Folha - Na renúncia, Viegas critica o Exército ao defender que os escritores das primeira nota sobre o
caso Herzog "saiam de cena". Qual o
tamanho desse setor no Exército?
Zaverucha - Vejamos o processo
de transição brasileira. Na transição, os militares se sentiram fiadores da Nova República. Disseram: "Vamos admitir uma democracia eleitoral desde que vocês
não interfiram em domínios reservados nossos: a Polícia Militar,
a Justiça Militar, tudo vai continuar do jeito que a gente quer, os
arquivos da repressão não serão
abertos". Isso são os termos do
pacto de transição. Essa área é
nossa e aqui a democracia não entra. Os termos desse pacto estão
entranhados na Constituição. Se o
Viegas só descobriu isso agora...
Esses [defensores da nota de
Herzog] não deveriam estar fora
de cena agora, deveriam estar há
muito tempo. A mídia e parte da
academia passam a visão, ao meu
ver equivocada, de que a democracia no Brasil está consolidada.
É uma democracia frágil. Tão frágil que o presidente não tem autoridade para mandar abrir os arquivos [da repressão].
Folha - O governo cogitou rever o
decreto de FHC sobre sigilo, abrir
arquivos. Esse pacto com os militares está sendo revisado?

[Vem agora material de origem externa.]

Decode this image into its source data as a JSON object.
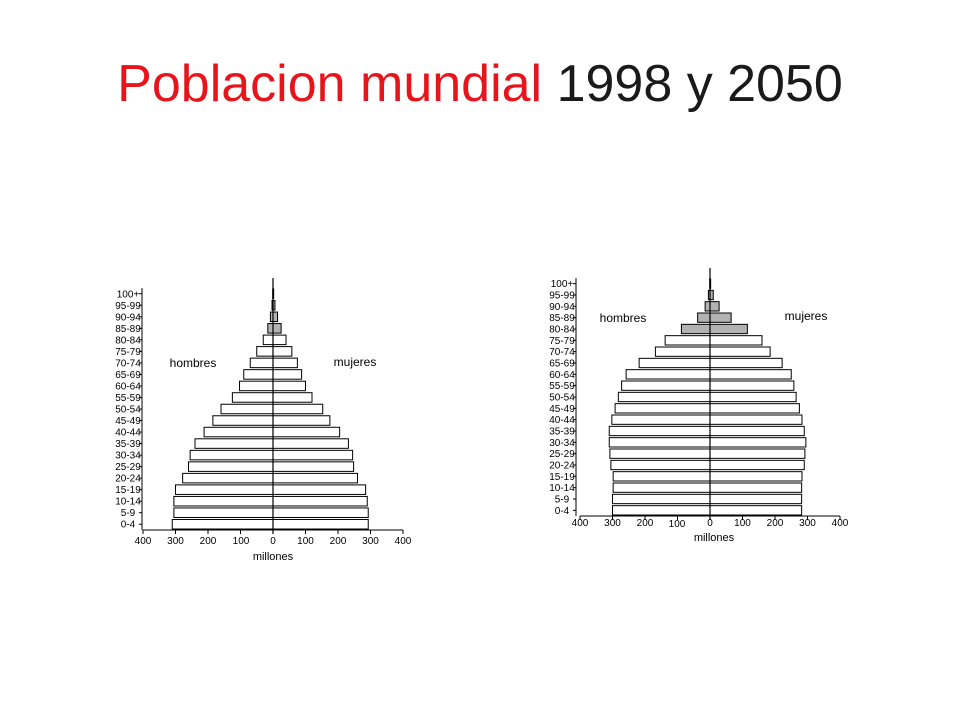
{
  "title": {
    "part_red": "Poblacion mundial",
    "part_black": "1998 y 2050",
    "red_color": "#e8141c"
  },
  "colors": {
    "bar_fill": "#ffffff",
    "bar_fill_old": "#b3b3b3",
    "bar_stroke": "#000000"
  },
  "chart_data": [
    {
      "type": "bar",
      "subtype": "population-pyramid",
      "categories": [
        "0-4",
        "5-9",
        "10-14",
        "15-19",
        "20-24",
        "25-29",
        "30-34",
        "35-39",
        "40-44",
        "45-49",
        "50-54",
        "55-59",
        "60-64",
        "65-69",
        "70-74",
        "75-79",
        "80-84",
        "85-89",
        "90-94",
        "95-99",
        "100+"
      ],
      "series": [
        {
          "name": "hombres",
          "values": [
            310,
            305,
            305,
            300,
            278,
            260,
            255,
            240,
            212,
            185,
            160,
            125,
            103,
            90,
            70,
            50,
            30,
            16,
            8,
            3,
            1
          ]
        },
        {
          "name": "mujeres",
          "values": [
            293,
            293,
            290,
            285,
            260,
            248,
            245,
            232,
            205,
            175,
            153,
            120,
            100,
            88,
            75,
            58,
            40,
            25,
            14,
            6,
            2
          ]
        }
      ],
      "highlight_from_category": "85-89",
      "xlabel": "millones",
      "x_tick_labels": [
        "400",
        "300",
        "200",
        "100",
        "0",
        "100",
        "200",
        "300",
        "400"
      ],
      "xlim": [
        -400,
        400
      ],
      "extra_label": "100",
      "grid": false
    },
    {
      "type": "bar",
      "subtype": "population-pyramid",
      "categories": [
        "0-4",
        "5-9",
        "10-14",
        "15-19",
        "20-24",
        "25-29",
        "30-34",
        "35-39",
        "40-44",
        "45-49",
        "50-54",
        "55-59",
        "60-64",
        "65-69",
        "70-74",
        "75-79",
        "80-84",
        "85-89",
        "90-94",
        "95-99",
        "100+"
      ],
      "series": [
        {
          "name": "hombres",
          "values": [
            300,
            300,
            298,
            298,
            305,
            308,
            310,
            310,
            302,
            292,
            282,
            272,
            258,
            218,
            168,
            138,
            88,
            38,
            15,
            5,
            1
          ]
        },
        {
          "name": "mujeres",
          "values": [
            282,
            282,
            282,
            283,
            290,
            292,
            295,
            290,
            283,
            275,
            265,
            258,
            250,
            222,
            185,
            160,
            115,
            65,
            28,
            10,
            2
          ]
        }
      ],
      "highlight_from_category": "80-84",
      "xlabel": "millones",
      "x_tick_labels": [
        "400",
        "300",
        "200",
        "100",
        "0",
        "100",
        "200",
        "300",
        "400"
      ],
      "xlim": [
        -400,
        400
      ],
      "extra_label": "100",
      "grid": false
    }
  ]
}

Zaverucha - Não. A prova é essa:
quem está saindo é o ministro, e
não o comandante do Exército.
Viegas dizia que os documentos
do Araguaia foram incinerados. A
primeira nota [do caso Herzog]
diz que todos os documentos foram incinerados. A segunda nota
não toca no tema. Essa segunda,
que a imprensa erroneamente viu
como retratação, não mudou os
aspectos básicos, só o tom. Esse
ponto dos arquivos é básico: "Nós
vamos decidir sobre isso, não é o
presidente, não é o Congresso,
não é o ministro". O que pode
acontecer [sobre a abertura dos
arquivos] é o governo, para tentar
não ficar mal com a sociedade,
mostrar a ponta do iceberg. Se tudo foi incinerado, o que existe para ser aberto? Se vier a ser aberto,
vão ser coisas irrelevantes.
Folha - A nomeação do vice-presidente para o cargo é sinal de prestígio para os militares?

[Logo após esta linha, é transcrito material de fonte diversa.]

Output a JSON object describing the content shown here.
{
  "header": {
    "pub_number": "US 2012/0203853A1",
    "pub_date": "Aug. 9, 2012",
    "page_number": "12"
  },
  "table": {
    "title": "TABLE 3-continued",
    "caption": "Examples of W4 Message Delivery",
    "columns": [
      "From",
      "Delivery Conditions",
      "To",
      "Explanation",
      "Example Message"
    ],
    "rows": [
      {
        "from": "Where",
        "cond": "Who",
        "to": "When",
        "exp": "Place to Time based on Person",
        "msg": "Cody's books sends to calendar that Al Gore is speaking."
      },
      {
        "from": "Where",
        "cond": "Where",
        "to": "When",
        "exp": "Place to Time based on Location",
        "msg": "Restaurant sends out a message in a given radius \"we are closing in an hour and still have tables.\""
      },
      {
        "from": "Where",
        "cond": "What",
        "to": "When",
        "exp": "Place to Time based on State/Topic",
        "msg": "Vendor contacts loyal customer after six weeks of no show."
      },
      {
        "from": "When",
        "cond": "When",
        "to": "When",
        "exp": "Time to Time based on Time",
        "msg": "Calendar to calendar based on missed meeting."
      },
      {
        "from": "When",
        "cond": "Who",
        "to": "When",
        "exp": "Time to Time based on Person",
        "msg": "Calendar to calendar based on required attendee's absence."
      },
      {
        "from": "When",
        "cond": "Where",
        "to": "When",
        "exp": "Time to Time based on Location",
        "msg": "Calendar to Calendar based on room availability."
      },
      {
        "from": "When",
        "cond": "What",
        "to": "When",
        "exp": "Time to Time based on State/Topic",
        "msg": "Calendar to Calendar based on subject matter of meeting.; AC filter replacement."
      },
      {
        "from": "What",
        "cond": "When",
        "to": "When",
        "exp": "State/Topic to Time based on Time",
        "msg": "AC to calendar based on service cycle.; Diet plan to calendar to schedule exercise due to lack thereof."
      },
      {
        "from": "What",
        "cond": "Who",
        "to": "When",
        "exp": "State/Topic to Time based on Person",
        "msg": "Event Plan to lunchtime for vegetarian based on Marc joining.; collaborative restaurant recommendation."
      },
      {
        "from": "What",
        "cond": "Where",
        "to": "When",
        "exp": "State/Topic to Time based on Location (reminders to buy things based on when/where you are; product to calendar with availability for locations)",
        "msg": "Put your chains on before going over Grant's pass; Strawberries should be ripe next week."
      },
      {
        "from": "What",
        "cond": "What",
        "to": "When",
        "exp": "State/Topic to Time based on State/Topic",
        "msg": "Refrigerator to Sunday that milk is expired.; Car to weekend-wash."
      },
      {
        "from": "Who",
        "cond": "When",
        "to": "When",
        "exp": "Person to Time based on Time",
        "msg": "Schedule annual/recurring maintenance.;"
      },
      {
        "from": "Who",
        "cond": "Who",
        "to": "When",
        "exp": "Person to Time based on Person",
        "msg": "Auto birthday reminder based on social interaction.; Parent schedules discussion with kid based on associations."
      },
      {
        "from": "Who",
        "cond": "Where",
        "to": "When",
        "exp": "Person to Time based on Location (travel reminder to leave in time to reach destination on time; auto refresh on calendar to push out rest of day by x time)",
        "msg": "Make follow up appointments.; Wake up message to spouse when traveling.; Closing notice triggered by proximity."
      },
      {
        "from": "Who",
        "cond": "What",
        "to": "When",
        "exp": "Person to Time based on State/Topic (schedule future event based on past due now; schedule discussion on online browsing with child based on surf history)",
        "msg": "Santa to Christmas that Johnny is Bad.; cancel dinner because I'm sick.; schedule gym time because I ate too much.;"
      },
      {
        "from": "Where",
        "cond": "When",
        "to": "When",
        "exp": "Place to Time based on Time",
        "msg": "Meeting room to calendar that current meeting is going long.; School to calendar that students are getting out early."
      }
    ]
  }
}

Zaverucha - Exatamente. O grau
de insatisfação das Forças Armadas é tão alto que para aplacar a
fera Lula quis sinalizar aos quartéis. Nomeou alguém de muita influência, para a hora em que eles
quiserem aumento salarial. Alguém que tem canal direto com o
presidente, e que é, eventualmente, o próprio presidente.